Question

Use the Roll Verification Data 1) Create a Histogram for the Height data. Convert to feet only to do this.ex 5 feet 3inches is 5+3/12=5.25 2) Calculate the mean, median, standard deviation A Hypothesis test 3) Jed raises chickens. He says that the average chicken weight is 5.5 lbs. Test his claim. A simple random sample, looks like it's from a Normal distribution of Jed's chickens was collected with the following data in pounds: 3.4, 5.8, 6.0.4.2.5.7.7.1.6.3, 6.2.5.1,7.2 (you find the stats)

Answer 1

1)

> hist(mydata$Height,col = 'Blue')

Histogram of mydata $Height 8 9 Frequency 4.8 5.0 5.2 5.4 5.6 5.8 6.0 mydata $Height

2)

> mean(mydata$Height)
Mean = 5.420192
> median(mydata$Height)
Median= 5.333333
> sd(mydata$Height)
Standard Deviation= 0.3134412

3)

Hypothesis:

H₀: $\mu_0 = 5.5$

H_a: $\mu_0 \neq 5.5$

As significance level = 0.05(default)

Critical value

As we dont have the population standard deviation, we need to perform 1 sample t test.

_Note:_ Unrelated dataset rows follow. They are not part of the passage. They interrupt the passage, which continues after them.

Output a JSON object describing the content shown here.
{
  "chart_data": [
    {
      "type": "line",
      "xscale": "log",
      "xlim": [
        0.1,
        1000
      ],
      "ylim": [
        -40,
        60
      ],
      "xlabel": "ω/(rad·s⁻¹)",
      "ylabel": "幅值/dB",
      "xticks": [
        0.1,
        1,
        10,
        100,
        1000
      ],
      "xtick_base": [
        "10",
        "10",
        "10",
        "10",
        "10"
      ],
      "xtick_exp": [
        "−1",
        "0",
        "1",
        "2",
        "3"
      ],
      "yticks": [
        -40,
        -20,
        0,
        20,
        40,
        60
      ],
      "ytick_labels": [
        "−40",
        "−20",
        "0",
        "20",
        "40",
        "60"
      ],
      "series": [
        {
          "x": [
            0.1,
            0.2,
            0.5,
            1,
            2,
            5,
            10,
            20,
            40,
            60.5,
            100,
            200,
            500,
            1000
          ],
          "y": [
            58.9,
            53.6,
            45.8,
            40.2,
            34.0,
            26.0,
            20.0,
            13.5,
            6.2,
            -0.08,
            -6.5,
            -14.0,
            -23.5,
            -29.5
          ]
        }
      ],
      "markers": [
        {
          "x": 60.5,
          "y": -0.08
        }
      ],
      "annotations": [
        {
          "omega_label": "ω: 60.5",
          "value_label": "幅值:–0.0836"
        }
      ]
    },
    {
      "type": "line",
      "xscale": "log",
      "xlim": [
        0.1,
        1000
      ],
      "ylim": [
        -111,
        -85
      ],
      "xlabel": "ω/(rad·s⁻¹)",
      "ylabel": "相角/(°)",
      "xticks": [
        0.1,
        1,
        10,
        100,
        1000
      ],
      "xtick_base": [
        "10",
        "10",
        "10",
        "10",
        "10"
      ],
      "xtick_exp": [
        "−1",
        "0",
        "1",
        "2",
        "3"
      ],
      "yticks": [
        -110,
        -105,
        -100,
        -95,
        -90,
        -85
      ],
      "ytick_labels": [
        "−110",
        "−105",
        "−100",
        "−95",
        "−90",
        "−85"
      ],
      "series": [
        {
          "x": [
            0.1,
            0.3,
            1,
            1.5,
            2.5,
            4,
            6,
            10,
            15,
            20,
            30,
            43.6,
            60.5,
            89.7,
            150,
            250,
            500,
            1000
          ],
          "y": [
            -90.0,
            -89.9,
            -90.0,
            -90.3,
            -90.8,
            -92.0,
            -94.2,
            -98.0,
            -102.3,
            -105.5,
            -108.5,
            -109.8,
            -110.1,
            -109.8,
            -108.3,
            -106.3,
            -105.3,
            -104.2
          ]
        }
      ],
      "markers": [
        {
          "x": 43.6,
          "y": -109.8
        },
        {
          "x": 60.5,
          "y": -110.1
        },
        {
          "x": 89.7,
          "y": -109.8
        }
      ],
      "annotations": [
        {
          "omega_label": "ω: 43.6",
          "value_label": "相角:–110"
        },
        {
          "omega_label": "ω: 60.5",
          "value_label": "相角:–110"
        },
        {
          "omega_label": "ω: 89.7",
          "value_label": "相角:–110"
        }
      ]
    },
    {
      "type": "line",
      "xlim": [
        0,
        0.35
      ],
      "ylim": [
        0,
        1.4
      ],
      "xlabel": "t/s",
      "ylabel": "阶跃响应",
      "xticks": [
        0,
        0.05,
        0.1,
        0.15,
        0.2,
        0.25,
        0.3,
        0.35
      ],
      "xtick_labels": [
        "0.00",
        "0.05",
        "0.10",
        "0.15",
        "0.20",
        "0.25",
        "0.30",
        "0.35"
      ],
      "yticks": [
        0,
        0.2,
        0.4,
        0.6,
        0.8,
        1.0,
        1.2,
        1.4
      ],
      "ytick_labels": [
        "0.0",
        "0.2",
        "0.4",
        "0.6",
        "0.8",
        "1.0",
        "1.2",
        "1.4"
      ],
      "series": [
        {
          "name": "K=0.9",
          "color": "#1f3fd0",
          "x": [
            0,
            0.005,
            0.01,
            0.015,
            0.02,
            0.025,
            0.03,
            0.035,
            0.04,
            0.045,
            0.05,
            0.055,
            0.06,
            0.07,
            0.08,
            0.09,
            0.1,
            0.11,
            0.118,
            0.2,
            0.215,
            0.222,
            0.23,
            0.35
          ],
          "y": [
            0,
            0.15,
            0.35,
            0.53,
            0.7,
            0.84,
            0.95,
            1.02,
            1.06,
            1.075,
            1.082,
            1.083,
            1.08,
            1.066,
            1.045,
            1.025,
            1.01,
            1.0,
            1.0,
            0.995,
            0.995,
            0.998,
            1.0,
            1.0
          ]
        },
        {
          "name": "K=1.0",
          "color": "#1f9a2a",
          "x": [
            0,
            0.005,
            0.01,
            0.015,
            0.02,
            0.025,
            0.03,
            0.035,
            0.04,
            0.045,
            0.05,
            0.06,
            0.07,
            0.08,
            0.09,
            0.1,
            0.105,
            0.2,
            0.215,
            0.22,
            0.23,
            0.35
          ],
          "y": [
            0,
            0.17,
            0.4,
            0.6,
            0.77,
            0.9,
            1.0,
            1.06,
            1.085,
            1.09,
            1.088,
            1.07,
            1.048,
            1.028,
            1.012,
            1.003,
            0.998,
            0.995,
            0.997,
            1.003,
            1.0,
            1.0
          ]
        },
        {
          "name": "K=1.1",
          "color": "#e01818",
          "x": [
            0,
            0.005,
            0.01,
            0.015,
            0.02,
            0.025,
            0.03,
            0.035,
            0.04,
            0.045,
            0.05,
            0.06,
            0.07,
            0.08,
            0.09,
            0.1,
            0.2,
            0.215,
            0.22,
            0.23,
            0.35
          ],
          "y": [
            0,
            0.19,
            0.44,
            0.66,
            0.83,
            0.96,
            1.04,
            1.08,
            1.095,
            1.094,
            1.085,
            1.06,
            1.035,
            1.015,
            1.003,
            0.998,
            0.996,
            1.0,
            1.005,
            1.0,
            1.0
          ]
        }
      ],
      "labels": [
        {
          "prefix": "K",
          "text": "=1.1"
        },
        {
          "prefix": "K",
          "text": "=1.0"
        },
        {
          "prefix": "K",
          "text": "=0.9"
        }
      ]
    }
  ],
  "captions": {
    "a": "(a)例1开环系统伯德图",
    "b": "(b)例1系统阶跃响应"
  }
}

t critical at $\alpha$ = 0.05 is 2.262156

If t stat calculated is greater than t critical , we can reject the null hypothesis.

Test statistic

	Weight
	3.4
	5.8
	6
	4.2
	5.7
	7.1
	6.3
	6.2
	5.1
	7.2
Mean($\overline{X}$)	5.7
Standard Deviation(S)	1.193501

t stat=$\frac{\overline{X}- \mu_0}{s/\sqrt{n}}$=  $\frac{5.7- 5.5}{1.1935/\sqrt{10}}$

= 0.5299

Result and Interpretation

As t stat(0.5299) < t critical (2.262156) , we cant reject the null hypothesis.

Therefore we can conclude that there is no sufficient evidence to say that the mean weight of chicken is different from 5.5lbs.